3. Add onion, garlic and remaining 1 tbsp. of oil and cook, stirring until onion and cauliflower are cooked through (about 5 to 7 minutes)

4. Add curry powder, salt and cumin. Cook, stirring until spices are toasted (about 30 seconds).

5. Add broth and bring to boil.

6. Add chickpeas, couscous and lentils; reduce heat and simmer, stirring occasionally to avoid couscous from sticking until couscous and lentils are cooked through and liquid is almost completely reduced to a thick sauce (about 10 minutes).

7. Juice 1 lime to yield 3 tbsp. juice. Whisk lime juice, yogurt and 3 tbsp. chopped cilantro in a medium bowl until smooth. Add water by the tablespoon until sauce is think enough to drizzle.
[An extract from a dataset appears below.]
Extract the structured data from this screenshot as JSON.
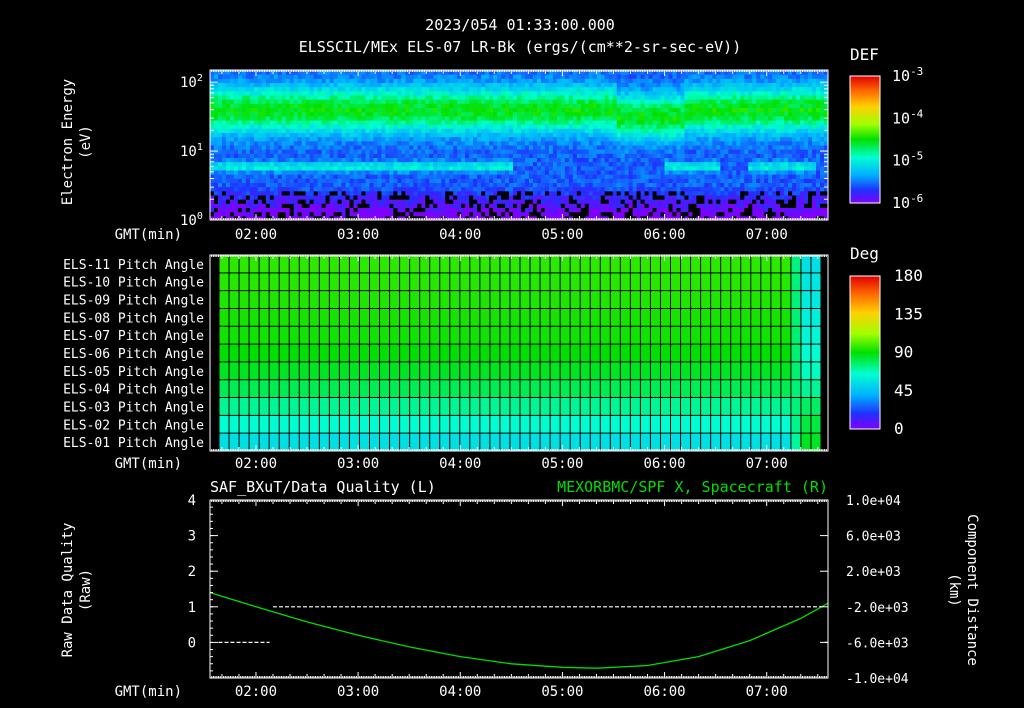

8. Fold spinach into chickpea mixture. Top with cilantro leaves and almonds, if using and serve along with yogurt sauce and lime wedges.

Spicy One-Skillet Kale Tomato Egg Bake

Ingredients:
2 tbsp. olive oil
1/2 medium yellow onion, chopped
2 medium bell peppers, chopped
2 cups baby bella mushrooms, chopped
4 cloves garlic, minced
1 tbsp. ground cumin
1/8 tsp. ground cayenne pepper (optional)
1/2 tsp. salt
1/3 cup harissa paste (can use mild if preferred)
2 14.5-ounce cans of unsalted diced tomatoes, undrained
3 tightly packed cups of chopped lacinato kale leaves
4 large eggs

Directions:
1. In 10-inch cast-=iron skillet, heat oil to medium. Add onions and peppers; sauté stirring frequently until softened (about 8 minutes).

2. Add mushrooms and garlic and sauté another 3 minutes until mushrooms are softened.

3. Add the cumin, cayenne pepper, salt and harissa paste. Sauté for 1 minute.

4. Add diced tomatoes and bring to a full boil. Cook for 10 minutes, stirring occasionally.

5. Add the chopped kale leaves. Stir well and cook for another 10 minutes.

6. Dig 4 small wells into the mixture and carefully crack an egg into each.

7. Cover the skillet and allow the eggs to cook until whites have firmed up, about 10 to 12 minutes.

8. Scoop eggs and sauce into bowls and serve with toasted bread.

Parsnip and Rosemary Risotto

Ingredients:
8 cups vegetable broth
5 tbsp. butter
1 1/2 cups chopped onion
1 1/2 pounds parsnips (about 7 medium-sized parsnips) trimmed, cut into 1/4-inch pieces
5 tsp. chopped, fresh rosemary
1 1/2 cups (10 ounces) arborio rice
3/4 cup freshly grated Parmesan cheese
Aged balsamic vinegar (for drizzling)

Directions:
1. Bring broth to a boil in medium saucepan over high heat.

2. Reduce to low, cover and simmer.

3. Melt 4 tbsp. butter in a large, heavy saucepan over medium heat.

4. Add onion and cook until translucent, stirring often (about 10 minutes).

5. Stir in parsnips and 3 tsp. of the chopped rosemary.

6. Cook until parsnips begin to brown, stirring occasionally (about 8 minutes).

7. Add rice and stir continually for 2 minutes.

8. Add enough warm broth to cover; simmer until almost all of the broth is absorbed—stirring occasionally (aboout 6 minutes).

9. Add more broth, 1 cup at a time and cook until rice and parsnips are tender—allowing each addition of broth to be absorbed before adding the next. Stir frequently for about 20 minutes total.

10. Remove from heat; stir in remaining tablespoon of butter, remaining 2 teaspoons of rosemary and Parmesan cheese.

11. Season with salt and pepper, divide among bowls and drizzle with balsamic vinegar.